I agree with Hugh here in several areas. Back in the mid 70's I took some ukemi from Tohei Sensei, went through the ki exercises presented at the time and can see that the 4 principles that he talked could be connected with the solo exercises from Dan that are being worked by many of us now could be aligned with the 4. The problem then was there was no explanation, at least with the folks who I can in contact with.
That's usually the crux of the issue with Tohei Sensei's methods, I remember the problem well, my teachers kept telling me to 'keep one point' and I kept saying 'how?' The truth is the four principles are not the whole story so much as a condensation of what you need to do and an aid. He also has principles for doing aikido. Tohei Sensei's 4 & 5 principles are these:
4 Principles for unifying mind and body
- Keep One Point
- Relax Completely
- Keep weight Underside
- Extend Ki
5 principles for doing aikido
- Ki is Extending (Extend Ki)
- Know your opponent's mind
- Respect your opponent's Ki
- Put yourself in the opponent's place
- Perform (Lead) with confidence
If I translate (based on my best understanding of course) into IP/aiki speak the four principles, they become
- Keep One Point - initiate/coordinate from dantien/silk reeling
- Relax Completely - do not oppose force, allow it to be redirected through your body, shoulders are a big issue here
- Keep weight Underside - use elbow power (that one is a bit vague, sorry)
- Extend Ki - manifest 6 directions
Further, there are three basic levels of ki tests, level one involves having basic physical coordination, you might draw a parallel here to kokyu-ho which are some of the methods you use to develop this basic level of coordination for such a ki test. The second level is to have a relaxed mind, which is to say if the tester applies a hesitation before touching you, you should not flinch or move, because you should not be anticipating the test. The third level is to not allow the testers ki to enter your body (bit of a misnomer if you ask me), it's fair to say that this level is where you are into redirecting force within yourself. An example might be if a tester pushes on an extended arm via your hand you should not allow that force to be transferred into your shoulders but into the floor. You have to have a relaxed elbow to do this, in other words, you must use peng-jin. In Tohei Sensei's system you must have passed tests on all three of these levels to get shoden in ki development, there are several ranks above and beyond this which should tell you something, obviously there's more to get on to but the details of that are not so clearly formulated as the first three levels of development.

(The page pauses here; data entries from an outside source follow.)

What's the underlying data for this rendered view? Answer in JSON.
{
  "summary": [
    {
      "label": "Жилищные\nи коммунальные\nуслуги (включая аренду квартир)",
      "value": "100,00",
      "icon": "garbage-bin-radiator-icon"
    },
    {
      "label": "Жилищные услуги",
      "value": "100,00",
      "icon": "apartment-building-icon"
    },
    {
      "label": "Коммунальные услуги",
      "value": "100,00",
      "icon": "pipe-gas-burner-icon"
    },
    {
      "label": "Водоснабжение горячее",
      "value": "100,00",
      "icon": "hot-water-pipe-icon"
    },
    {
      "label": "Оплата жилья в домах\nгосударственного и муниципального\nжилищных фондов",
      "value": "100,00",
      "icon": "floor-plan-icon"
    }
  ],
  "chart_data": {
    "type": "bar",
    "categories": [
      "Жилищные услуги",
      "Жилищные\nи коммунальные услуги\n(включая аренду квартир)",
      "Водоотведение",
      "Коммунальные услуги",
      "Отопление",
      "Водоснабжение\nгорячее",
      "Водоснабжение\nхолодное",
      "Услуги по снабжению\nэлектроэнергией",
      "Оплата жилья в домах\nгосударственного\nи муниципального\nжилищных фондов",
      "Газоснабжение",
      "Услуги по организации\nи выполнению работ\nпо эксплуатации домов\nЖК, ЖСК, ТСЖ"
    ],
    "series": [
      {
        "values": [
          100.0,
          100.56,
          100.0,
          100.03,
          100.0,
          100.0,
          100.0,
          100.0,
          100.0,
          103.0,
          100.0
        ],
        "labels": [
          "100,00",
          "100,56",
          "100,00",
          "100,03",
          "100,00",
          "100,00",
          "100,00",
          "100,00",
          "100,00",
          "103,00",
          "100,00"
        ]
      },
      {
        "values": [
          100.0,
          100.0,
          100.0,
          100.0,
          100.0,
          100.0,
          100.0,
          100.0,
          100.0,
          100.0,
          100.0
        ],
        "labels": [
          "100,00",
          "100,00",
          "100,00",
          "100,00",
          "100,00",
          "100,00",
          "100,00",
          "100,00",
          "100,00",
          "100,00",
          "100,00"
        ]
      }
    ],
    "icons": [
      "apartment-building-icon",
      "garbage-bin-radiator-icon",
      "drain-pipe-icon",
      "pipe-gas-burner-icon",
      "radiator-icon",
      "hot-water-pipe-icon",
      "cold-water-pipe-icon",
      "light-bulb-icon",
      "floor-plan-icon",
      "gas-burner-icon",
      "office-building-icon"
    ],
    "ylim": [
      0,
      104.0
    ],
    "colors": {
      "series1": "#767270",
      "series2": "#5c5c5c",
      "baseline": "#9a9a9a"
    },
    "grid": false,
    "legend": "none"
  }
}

Practising Tohei's methods has a tendency to leave bits of you stiff that shouldn't be, so you can develop terrific static power doing it, people can push on you pretty hard and nothing will happen. But it tends to encourage you to shut down movement because the teaching structure involves half and half ki and aikido. So you spend an hour or so learning how not to be moved, then another hour applying that to movement and waza and what you get is stiffness for want of a better word. I see lots of people brought up in this school (including me) who don't move their feet enough.
Also there is a tendency I've observed, to use this power to try to physically overcome an opponent, its quite common to see people brought up this way use peng-jin type stuff to more or less just drive over a partner like a tank. Being completely insensitive to what their partner is doing and only interested in flattening them. This is, IMO, technically not what Tohei Sensei was after, just an unfortunate side effect of the pedagogy used. Which of course means that pedagogy needs to be changed.